In theory, the generated machine code could be faster. Since we are using an array of function pointers, there is no way for the compiler to inline the actual composed function call. But it isn’t by any means slow either.

# Other Functions

From this, and the last post, we have the working for both direct access operators into a tuple and iterative operators into a tuple. From there we can define a whole host of functions.

**iterate_i**: Iterate, except we pass the index into the functor as well.**get**: Implemented nearly identically to run, except with a return value.
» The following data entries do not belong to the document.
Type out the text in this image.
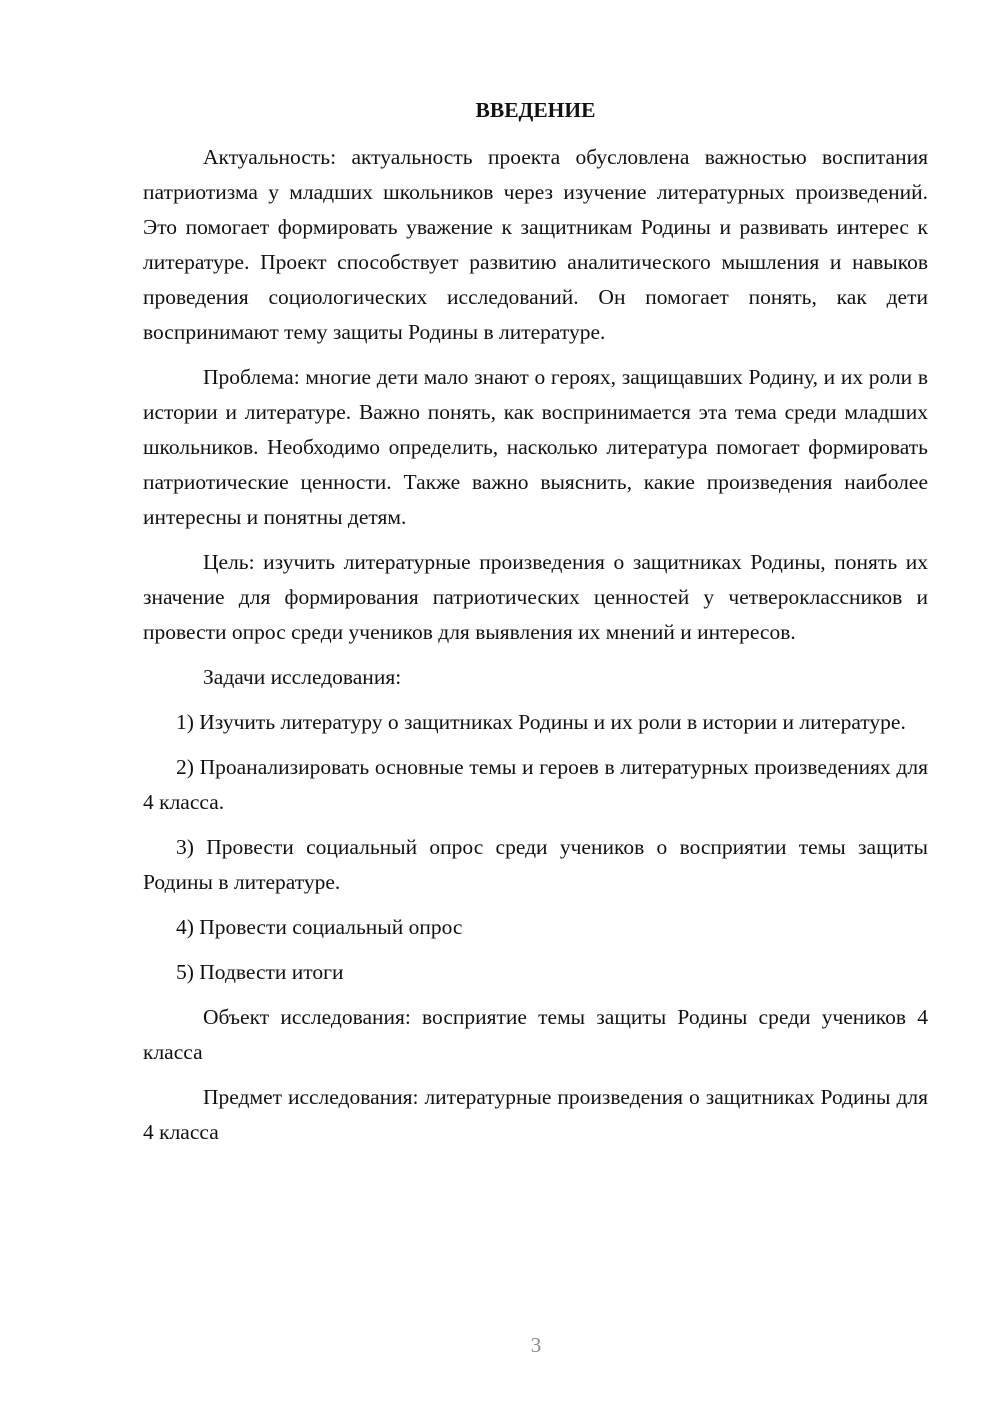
ВВЕДЕНИЕ

Актуальность: актуальность проекта обусловлена важностью воспитания патриотизма у младших школьников через изучение литературных произведений. Это помогает формировать уважение к защитникам Родины и развивать интерес к литературе. Проект способствует развитию аналитического мышления и навыков проведения социологических исследований. Он помогает понять, как дети воспринимают тему защиты Родины в литературе.

Проблема: многие дети мало знают о героях, защищавших Родину, и их роли в истории и литературе. Важно понять, как воспринимается эта тема среди младших школьников. Необходимо определить, насколько литература помогает формировать патриотические ценности. Также важно выяснить, какие произведения наиболее интересны и понятны детям.

Цель: изучить литературные произведения о защитниках Родины, понять их значение для формирования патриотических ценностей у четвероклассников и провести опрос среди учеников для выявления их мнений и интересов.

Задачи исследования:

1) Изучить литературу о защитниках Родины и их роли в истории и литературе.

2) Проанализировать основные темы и героев в литературных произведениях для 4 класса.

3) Провести социальный опрос среди учеников о восприятии темы защиты Родины в литературе.

4) Провести социальный опрос

5) Подвести итоги

Объект исследования: восприятие темы защиты Родины среди учеников 4 класса

Предмет исследования: литературные произведения о защитниках Родины для 4 класса

3
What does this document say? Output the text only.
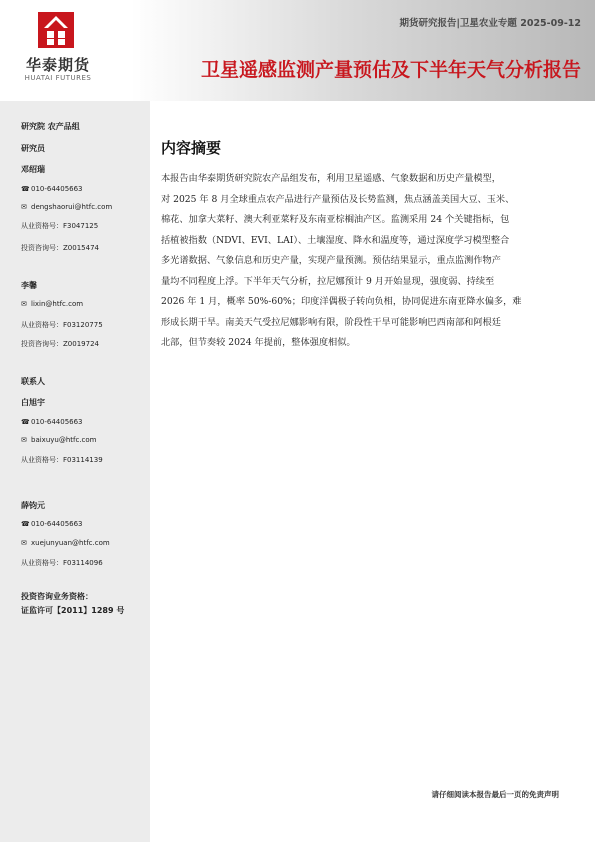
华泰期货
HUATAI FUTURES
期货研究报告|卫星农业专题 2025-09-12
卫星遥感监测产量预估及下半年天气分析报告
研究院 农产品组
研究员
邓绍瑞
☎010-64405663
✉ dengshaorui@htfc.com
从业资格号：F3047125
投资咨询号：Z0015474
李馨
✉ lixin@htfc.com
从业资格号：F03120775
投资咨询号：Z0019724
联系人
白旭宇
☎010-64405663
✉ baixuyu@htfc.com
从业资格号：F03114139
薛钧元
☎010-64405663
✉ xuejunyuan@htfc.com
从业资格号：F03114096
投资咨询业务资格：
证监许可【2011】1289 号
内容摘要
本报告由华泰期货研究院农产品组发布，利用卫星遥感、气象数据和历史产量模型，
对 2025 年 8 月全球重点农产品进行产量预估及长势监测，焦点涵盖美国大豆、玉米、
棉花、加拿大菜籽、澳大利亚菜籽及东南亚棕榈油产区。监测采用 24 个关键指标，包
括植被指数（NDVI、EVI、LAI）、土壤湿度、降水和温度等，通过深度学习模型整合
多光谱数据、气象信息和历史产量，实现产量预测。预估结果显示，重点监测作物产
量均不同程度上浮。下半年天气分析，拉尼娜预计 9 月开始显现，强度弱、持续至
2026 年 1 月，概率 50%-60%；印度洋偶极子转向负相，协同促进东南亚降水偏多，难
形成长期干旱。南美天气受拉尼娜影响有限，阶段性干旱可能影响巴西南部和阿根廷
北部，但节奏较 2024 年提前，整体强度相似。
请仔细阅读本报告最后一页的免责声明
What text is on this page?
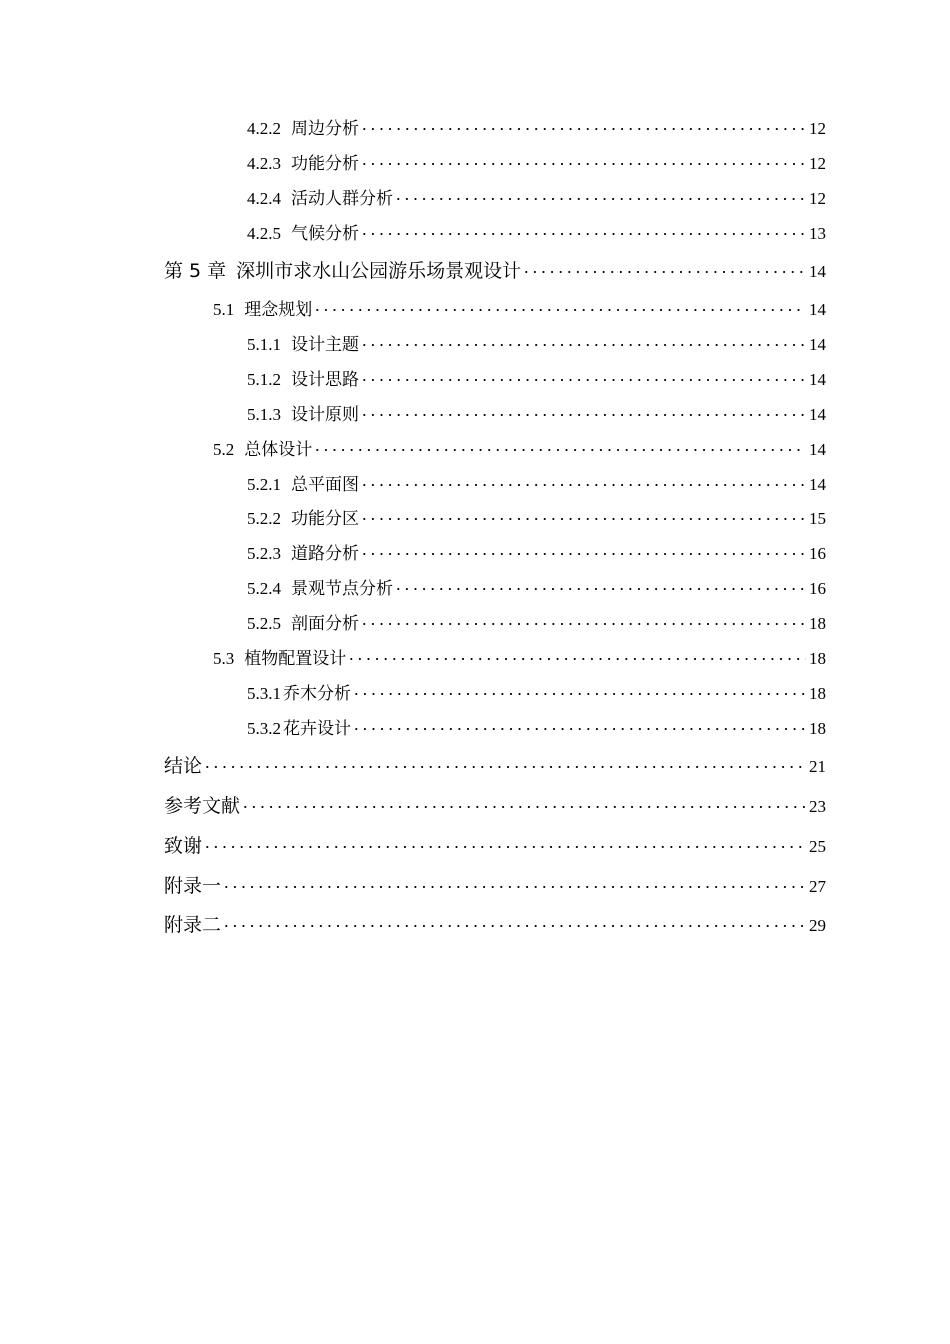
4.2.2 周边分析	12
4.2.3 功能分析	12
4.2.4 活动人群分析	12
4.2.5 气候分析	13
第 5 章 深圳市求水山公园游乐场景观设计	14
5.1 理念规划	14
5.1.1 设计主题	14
5.1.2 设计思路	14
5.1.3 设计原则	14
5.2 总体设计	14
5.2.1 总平面图	14
5.2.2 功能分区	15
5.2.3 道路分析	16
5.2.4 景观节点分析	16
5.2.5 剖面分析	18
5.3 植物配置设计	18
5.3.1 乔木分析	18
5.3.2 花卉设计	18
结论	21
参考文献	23
致谢	25
附录一	27
附录二	29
Note that all possible functions must return types convertible to the one we wish to be returned from get.**to_vector**: Equivalent to creating a vector the same size as the tuple, and then calling ‘get’ into each spot in that vector.**fold**: Since we are using functors, fold doesn’t really do anything that iterate can’t do. What it does though is, given a starting value, pass that value into the first elements function, which returns a value of the same type. The new value is passed into the second value, and so on. Fold makes a lot of sense in languages with semantics which forbid side effects, but since functors don’t really impose these limitations, it’s more of an exercise than a necessary tool.

# Parting Words

It is worth noting, that just because you *can* do these things, doesn’t mean you *should*. If you need this sort of functionality, it is worthwhile to take a step back and evaluate whether you might want to use another language construct. There are times when tuple based functionality like this is very useful, but it is no replacement for class inheritance/virtual members.

Also you should understand the resource implications of heavy template use. We are creating a jump table and needed functions for every combination of tuple and functor used. For each type in your tuple, the functor is creating a function too. It is a very powerful set of constructs which give very fast execution times, however it comes at the cost of heavy code replication in the resulting assembly.

# Source

Source from this post, including the demo at the top, can be found here. A header file with the given tuple transforms is here.

# Corrections:

mttd pointed out that a few of the functors were operating with int, when size_t is more appropriate.